1. Prohibited Inquiry

DOCS' policy makes inquiries into the medical status of employees by requesting a brief diagnosis from employees returning from an absence. Assuming that the "brief" diagnosis need not be specific even a diagnosis in general terms, "received chemotherapy," could cause an employee in some circumstances to divulge a disability or perceived disability. See Roe, 124 F.3d 1221(stating that inquiry into an employee's prescription medication is prohibited because it may reveal a disability).

DOCS' sick leave policy permits the Time and Attendance Lieutenant to require the employee to provide medical certification, including a diagnosis, whenever the employee takes an unauthorized absence for any length of time. Just like the disclosure of prescription drug information, the required disclosure of a medical diagnosis would be likely to cause employees to reveal a disability or perceived disability.

2. Business Necessity

It must then be asked whether DOCS' policy falls within the exception provided in 42 U.S.C. § 12112(d)(4). In order to fall within this exception, the DOCS' policy must be based upon a reasonable expectation that the inquiry into the protected information would reveal that the employee was unable to perform work related functions or was a danger to the health and safety of the workplace. The defendants argue that employees are rarely required to provide medical documentation and diagnosis for short term absences. Nevertheless, the sick leave policy provides no limitation on the ability of the defendants to ask for medical diagnosis. Employees may take an unplanned single day leave of absence for a myriad of reasons, the vast majority of which do not suggest an inability to do their job or a threat to their work environment. Examples of such reasons include the common cold or care of a sick child. Therefore, no reasonable factfinder could conclude that an inquiry triggered by a single day's absence from work is the type of reasonable expectation discussed above.
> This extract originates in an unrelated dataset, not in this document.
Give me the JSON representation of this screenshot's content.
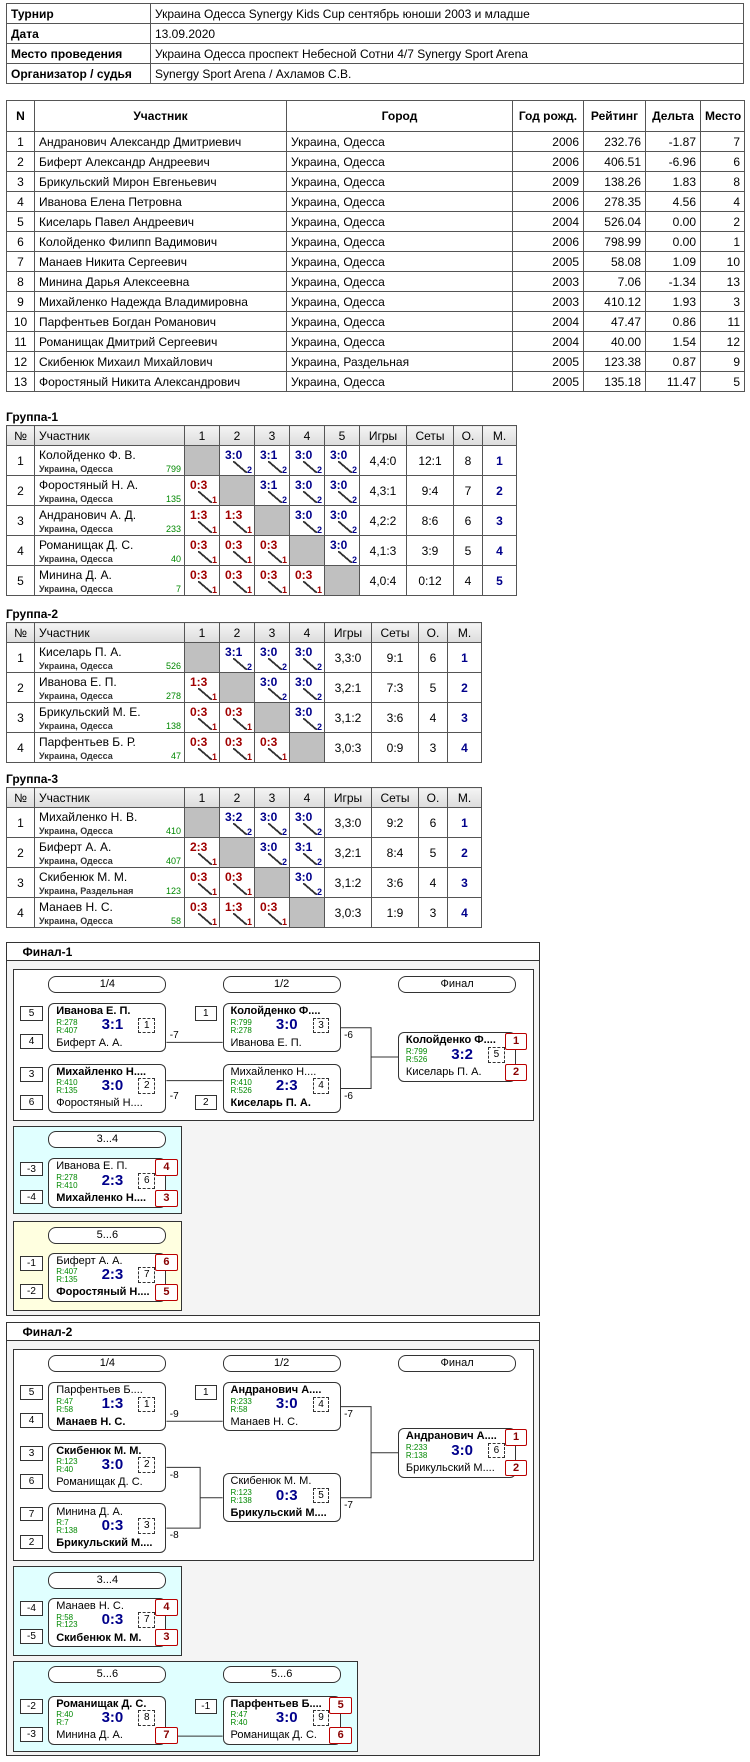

It should be noted that this opinion is tailored to the DOCS' policy as it is currently written. This opinion does not reach other circumstances under which DOCS may request medical certification, including a request for a diagnosis. However, the policy as it is currently written allows inquiry after only a single day's absence from work. DOCS must have more reason to suspect that an employee is unable to perform their job functions or needs an accommodation than a few days' absence from work.


Accordingly, it is


1. The defendants, New York State Department of Correctional Services and Glenn S. Goord's, motion for summary judgment is DENIED;

2. The cross-motion for summary judgment by plaintiff Belinda Fountain is GRANTED;

3. The defendants are permanently enjoined from implementing their sick leave policy in so far as such implementation is inconsistent with this opinion;

4. The plaintiff, Belinda Fountain, is entitled to reasonable attorneys fees and expenses pursuant to 42 U.S.C. § 12205;

5. The plaintiff shall file and serve a verified application for attorneys' fees and expenses on or before March 26, 2002. The defendants may file and serve in opposition on or before April 9, 2002. The application will be on submit.